1. Hematologic bacteremia leading to seeding
2. Biliary obstruction and reflux of bacteria into liver parenchyma
3. Direct invasion through adjacent structures (gastric perforation) or contact through bowel leakage/perforation

Most often these infections involve the right side of the liver given the blood supply tends to be larger for this lobe.

Many micro-organisms can cause liver abscess formation. Some of these include:

Strep. anginosis, staph. aureus and strep pyogenes are amongst the most common pathogens involved. Klebsiella sp., as in our patient, which is a gram negative abscess forming bacteria is also well described.

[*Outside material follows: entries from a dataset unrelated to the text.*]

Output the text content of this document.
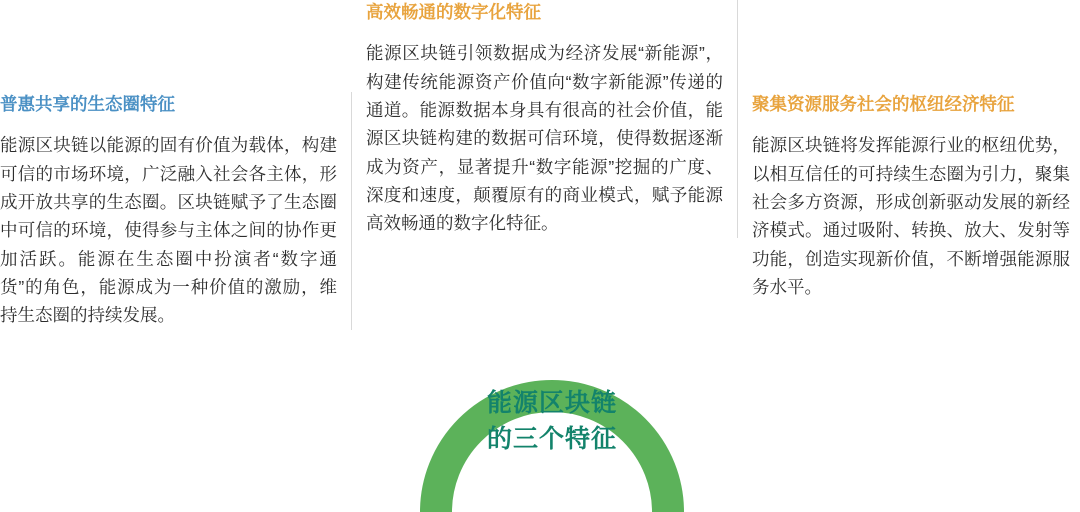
普惠共享的生态圈特征
能源区块链以能源的固有价值为载体，构建可信的市场环境，广泛融入社会各主体，形成开放共享的生态圈。区块链赋予了生态圈中可信的环境，使得参与主体之间的协作更加活跃。能源在生态圈中扮演者“数字通货”的角色，能源成为一种价值的激励，维持生态圈的持续发展。
高效畅通的数字化特征
能源区块链引领数据成为经济发展“新能源”，构建传统能源资产价值向“数字新能源”传递的通道。能源数据本身具有很高的社会价值，能源区块链构建的数据可信环境，使得数据逐渐成为资产，显著提升“数字能源”挖掘的广度、深度和速度，颠覆原有的商业模式，赋予能源高效畅通的数字化特征。
聚集资源服务社会的枢纽经济特征
能源区块链将发挥能源行业的枢纽优势，以相互信任的可持续生态圈为引力，聚集社会多方资源，形成创新驱动发展的新经济模式。通过吸附、转换、放大、发射等功能，创造实现新价值，不断增强能源服务水平。
能源区块链
的三个特征
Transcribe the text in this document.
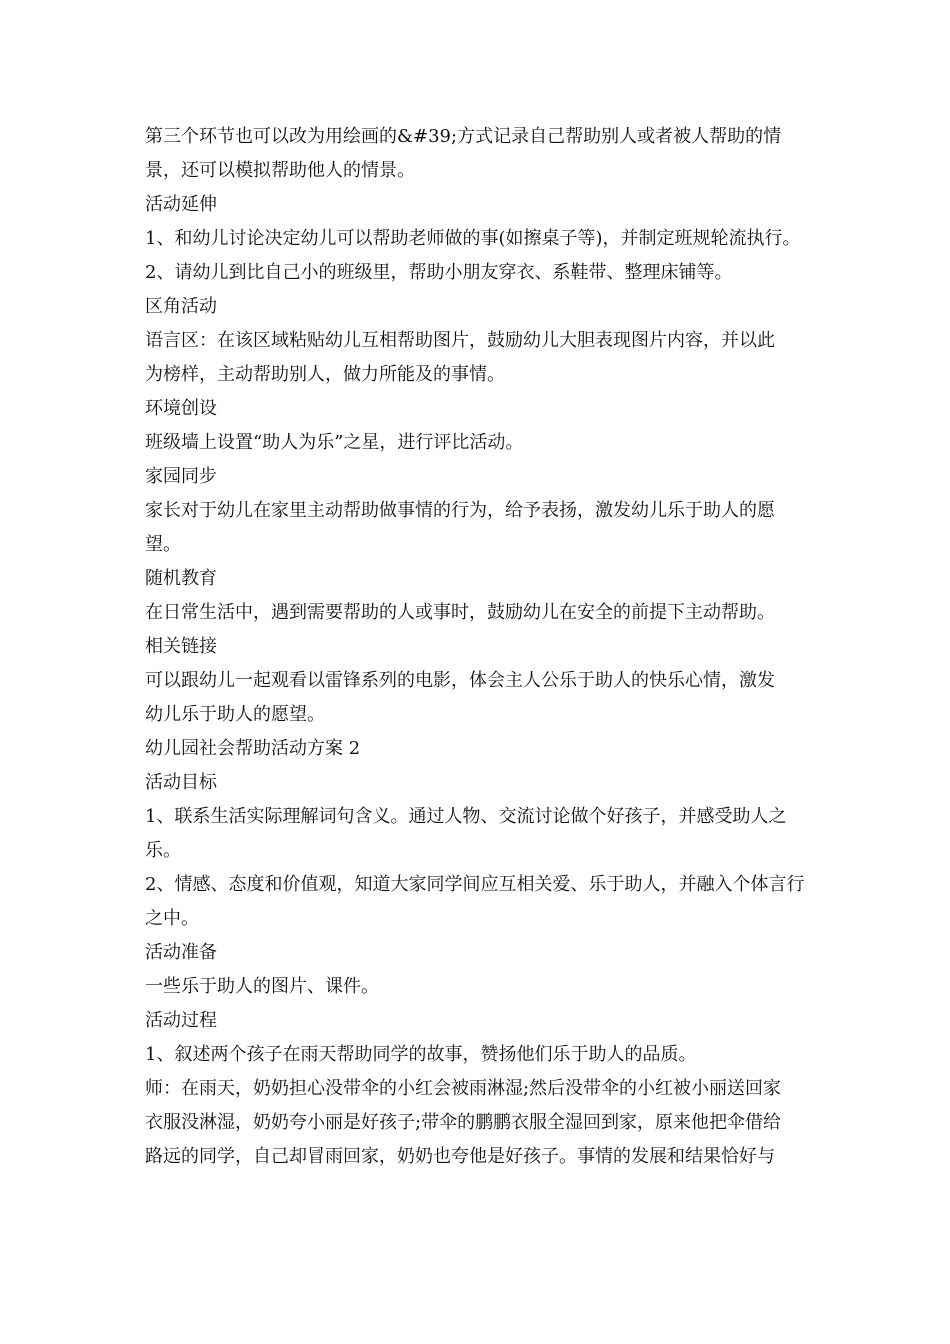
第三个环节也可以改为用绘画的&#39;方式记录自己帮助别人或者被人帮助的情
景，还可以模拟帮助他人的情景。
活动延伸
1、和幼儿讨论决定幼儿可以帮助老师做的事(如擦桌子等)，并制定班规轮流执行。
2、请幼儿到比自己小的班级里，帮助小朋友穿衣、系鞋带、整理床铺等。
区角活动
语言区：在该区域粘贴幼儿互相帮助图片，鼓励幼儿大胆表现图片内容，并以此
为榜样，主动帮助别人，做力所能及的事情。
环境创设
班级墙上设置“助人为乐”之星，进行评比活动。
家园同步
家长对于幼儿在家里主动帮助做事情的行为，给予表扬，激发幼儿乐于助人的愿
望。
随机教育
在日常生活中，遇到需要帮助的人或事时，鼓励幼儿在安全的前提下主动帮助。
相关链接
可以跟幼儿一起观看以雷锋系列的电影，体会主人公乐于助人的快乐心情，激发
幼儿乐于助人的愿望。
幼儿园社会帮助活动方案 2
活动目标
1、联系生活实际理解词句含义。通过人物、交流讨论做个好孩子，并感受助人之
乐。
2、情感、态度和价值观，知道大家同学间应互相关爱、乐于助人，并融入个体言行
之中。
活动准备
一些乐于助人的图片、课件。
活动过程
1、叙述两个孩子在雨天帮助同学的故事，赞扬他们乐于助人的品质。
师：在雨天，奶奶担心没带伞的小红会被雨淋湿;然后没带伞的小红被小丽送回家
衣服没淋湿，奶奶夸小丽是好孩子;带伞的鹏鹏衣服全湿回到家，原来他把伞借给
路远的同学，自己却冒雨回家，奶奶也夸他是好孩子。事情的发展和结果恰好与
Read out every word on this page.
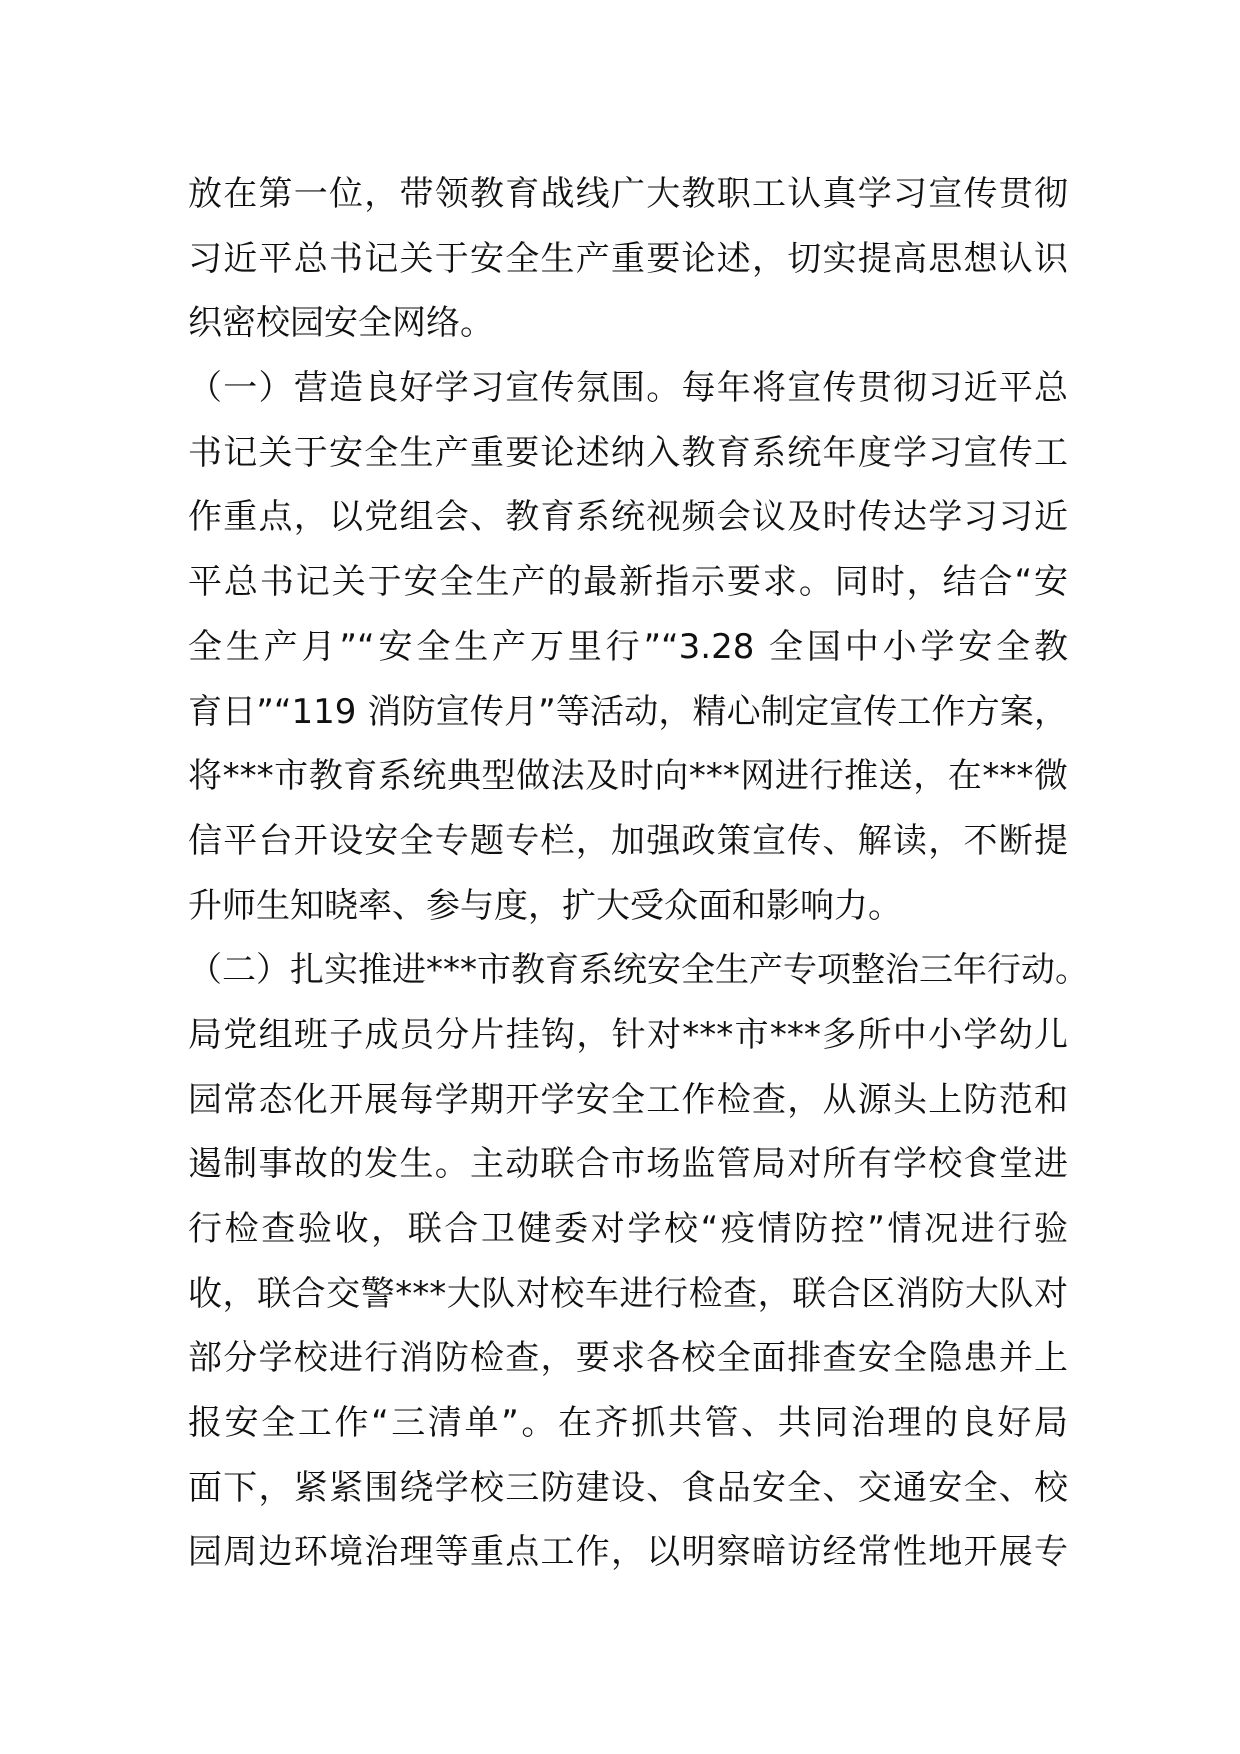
放在第一位，带领教育战线广大教职工认真学习宣传贯彻
习近平总书记关于安全生产重要论述，切实提高思想认识
织密校园安全网络。
（一）营造良好学习宣传氛围。每年将宣传贯彻习近平总
书记关于安全生产重要论述纳入教育系统年度学习宣传工
作重点，以党组会、教育系统视频会议及时传达学习习近
平总书记关于安全生产的最新指示要求。同时，结合“安
全生产月”“安全生产万里行”“3.28 全国中小学安全教
育日”“119 消防宣传月”等活动，精心制定宣传工作方案，
将***市教育系统典型做法及时向***网进行推送，在***微
信平台开设安全专题专栏，加强政策宣传、解读，不断提
升师生知晓率、参与度，扩大受众面和影响力。
（二）扎实推进***市教育系统安全生产专项整治三年行动。
局党组班子成员分片挂钩，针对***市***多所中小学幼儿
园常态化开展每学期开学安全工作检查，从源头上防范和
遏制事故的发生。主动联合市场监管局对所有学校食堂进
行检查验收，联合卫健委对学校“疫情防控”情况进行验
收，联合交警***大队对校车进行检查，联合区消防大队对
部分学校进行消防检查，要求各校全面排查安全隐患并上
报安全工作“三清单”。在齐抓共管、共同治理的良好局
面下，紧紧围绕学校三防建设、食品安全、交通安全、校
园周边环境治理等重点工作，以明察暗访经常性地开展专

There was a large case series from Taiwan which found that Klebsiella was a common cause of liver abscess (nearly 70%), most often developed in the community, and was associated with DMII and hyperglycemia.

The treatment of these patients is antibiotic therapy, with a strong focus on source control. Abscess drainage can be both therapeutic and diagnostic and is a required part of therapy unless the abscess are too small for drainage. Antibiotic therapy should be targeted towards the identified infection, and duration consist of at least 4 weeks of IV antimicrobials.

One case series of Klebsiella liver abscess patients found an overall mortality rate of nearly 10%, and a relapse rate of 4%. Sepsis was the cause of death in all of those who died. This organism can be aggressive and patients should be evaluated for additional metastatic sites of infection.